Beaucoup de personnes sincères confondent la justification et la sanctification. Elles disent : « Comment puis-je me croire justifié, puisque je vois encore tant d’imperfections et même de chutes dans ma vie spirituelle ? » En réalité, la justification nous est accordée dès que nous croyons, au moment de notre nouvelle naissance. Dieu, dans sa grâce et à cause de la croix, efface nos péchés passés et nous régénère. Mais dès ce moment-là, commence la croissance du nouveau-né en Christ. Il aura chaque jour des progrès à faire, des victoires à remporter ; comme un enfant à l’école, il apprendra sa leçon malgré et par les fautes commises, pour connaître toujours plus la marche dans la lumière, grâce à la puissance et la plénitude du Saint- Esprit (1 Jn 1.6-2.2).

 

Au cours du moyen-âge, dans les Églises romaine et orthodoxe grecque, la doctrine de la justification par la foi fut obscurcie par une fausse conception du rôle des bonnes oeuvres. La croix de Christ n’était plus suffisante pour payer toute notre dette : l’homme devait au moins en payer une partie par ses oeuvres méritoires, ses pèlerinages, les rites de l’Église, et ses propres souffrances au purgatoire.

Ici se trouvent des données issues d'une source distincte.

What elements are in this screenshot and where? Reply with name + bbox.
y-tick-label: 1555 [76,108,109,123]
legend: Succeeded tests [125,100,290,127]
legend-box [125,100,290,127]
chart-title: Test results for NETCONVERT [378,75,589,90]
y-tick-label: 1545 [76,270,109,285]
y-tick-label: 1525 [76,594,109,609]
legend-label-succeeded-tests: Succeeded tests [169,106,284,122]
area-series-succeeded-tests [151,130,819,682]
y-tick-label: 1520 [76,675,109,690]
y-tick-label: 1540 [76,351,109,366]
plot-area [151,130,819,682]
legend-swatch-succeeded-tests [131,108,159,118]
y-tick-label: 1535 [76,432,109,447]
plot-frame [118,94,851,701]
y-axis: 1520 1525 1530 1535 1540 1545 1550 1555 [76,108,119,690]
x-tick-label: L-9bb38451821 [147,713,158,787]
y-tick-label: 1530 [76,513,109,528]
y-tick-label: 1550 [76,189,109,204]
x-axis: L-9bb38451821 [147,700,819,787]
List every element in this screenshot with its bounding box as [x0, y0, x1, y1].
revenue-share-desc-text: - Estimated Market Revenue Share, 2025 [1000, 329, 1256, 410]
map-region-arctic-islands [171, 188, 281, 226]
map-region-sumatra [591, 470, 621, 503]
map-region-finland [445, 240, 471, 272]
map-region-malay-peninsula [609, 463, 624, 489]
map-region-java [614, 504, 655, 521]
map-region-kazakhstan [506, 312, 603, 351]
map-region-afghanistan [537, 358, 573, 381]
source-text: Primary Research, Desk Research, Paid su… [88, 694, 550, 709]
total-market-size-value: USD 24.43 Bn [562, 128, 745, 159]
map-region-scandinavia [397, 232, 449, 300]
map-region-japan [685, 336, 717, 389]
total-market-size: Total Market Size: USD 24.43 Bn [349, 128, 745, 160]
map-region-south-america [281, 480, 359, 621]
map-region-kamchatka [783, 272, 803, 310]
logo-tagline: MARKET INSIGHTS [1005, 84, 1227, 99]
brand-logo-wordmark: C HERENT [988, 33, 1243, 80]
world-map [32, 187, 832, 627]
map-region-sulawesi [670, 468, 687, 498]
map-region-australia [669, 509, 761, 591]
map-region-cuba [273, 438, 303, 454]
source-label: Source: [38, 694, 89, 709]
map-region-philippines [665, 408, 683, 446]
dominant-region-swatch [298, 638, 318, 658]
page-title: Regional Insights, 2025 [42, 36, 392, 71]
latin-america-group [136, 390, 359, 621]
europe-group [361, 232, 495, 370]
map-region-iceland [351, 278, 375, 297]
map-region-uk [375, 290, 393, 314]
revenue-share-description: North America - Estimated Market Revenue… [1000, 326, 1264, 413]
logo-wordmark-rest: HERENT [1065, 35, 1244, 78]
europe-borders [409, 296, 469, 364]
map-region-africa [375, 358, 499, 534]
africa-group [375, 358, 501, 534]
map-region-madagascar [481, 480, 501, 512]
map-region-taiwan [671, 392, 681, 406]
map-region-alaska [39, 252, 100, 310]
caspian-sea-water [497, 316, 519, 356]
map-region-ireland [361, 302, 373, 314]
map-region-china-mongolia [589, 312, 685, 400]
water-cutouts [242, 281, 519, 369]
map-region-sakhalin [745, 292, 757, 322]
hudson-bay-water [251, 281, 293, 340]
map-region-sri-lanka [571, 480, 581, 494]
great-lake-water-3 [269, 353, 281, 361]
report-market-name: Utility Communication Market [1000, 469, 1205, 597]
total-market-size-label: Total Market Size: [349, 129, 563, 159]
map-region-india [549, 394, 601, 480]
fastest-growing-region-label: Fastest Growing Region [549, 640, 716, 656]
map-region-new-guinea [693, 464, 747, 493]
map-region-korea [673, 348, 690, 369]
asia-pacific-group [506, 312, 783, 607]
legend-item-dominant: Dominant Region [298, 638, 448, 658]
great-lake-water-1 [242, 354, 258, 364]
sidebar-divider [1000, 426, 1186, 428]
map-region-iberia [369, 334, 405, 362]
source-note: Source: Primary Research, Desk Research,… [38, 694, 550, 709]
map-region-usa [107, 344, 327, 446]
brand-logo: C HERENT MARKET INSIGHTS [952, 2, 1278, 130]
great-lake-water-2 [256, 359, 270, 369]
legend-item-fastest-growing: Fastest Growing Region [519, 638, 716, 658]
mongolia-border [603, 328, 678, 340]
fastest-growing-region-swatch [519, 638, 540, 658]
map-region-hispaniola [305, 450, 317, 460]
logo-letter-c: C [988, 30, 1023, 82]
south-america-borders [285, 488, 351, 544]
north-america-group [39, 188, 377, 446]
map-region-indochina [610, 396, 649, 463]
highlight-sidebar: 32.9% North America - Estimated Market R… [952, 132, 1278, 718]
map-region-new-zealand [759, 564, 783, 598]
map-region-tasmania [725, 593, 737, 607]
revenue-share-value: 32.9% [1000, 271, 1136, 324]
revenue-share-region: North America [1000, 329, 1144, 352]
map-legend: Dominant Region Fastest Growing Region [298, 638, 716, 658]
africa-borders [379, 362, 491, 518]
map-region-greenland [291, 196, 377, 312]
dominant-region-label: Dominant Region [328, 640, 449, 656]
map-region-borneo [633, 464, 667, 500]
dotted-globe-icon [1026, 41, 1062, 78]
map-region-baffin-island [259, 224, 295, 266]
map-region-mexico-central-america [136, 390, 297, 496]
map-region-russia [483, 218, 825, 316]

C’est en découvrant à nouveau le lumineux enseignement de Paul, en particulier dans les épîtres aux Romains et aux Galates, que les Réformateurs ont ramené les croyants à l’assurance du salut et à la liberté glorieuse des enfants de Dieu.

 


NOTE

 

1. Ce texte reproduit, avec l’autorisation de l’Institut Biblique et Missionnaire Emmaüs, l’article « Justification » du Nouveau Dictionnaire Biblique, Éditions Emmaüs, 2002, édition revue et augmentée.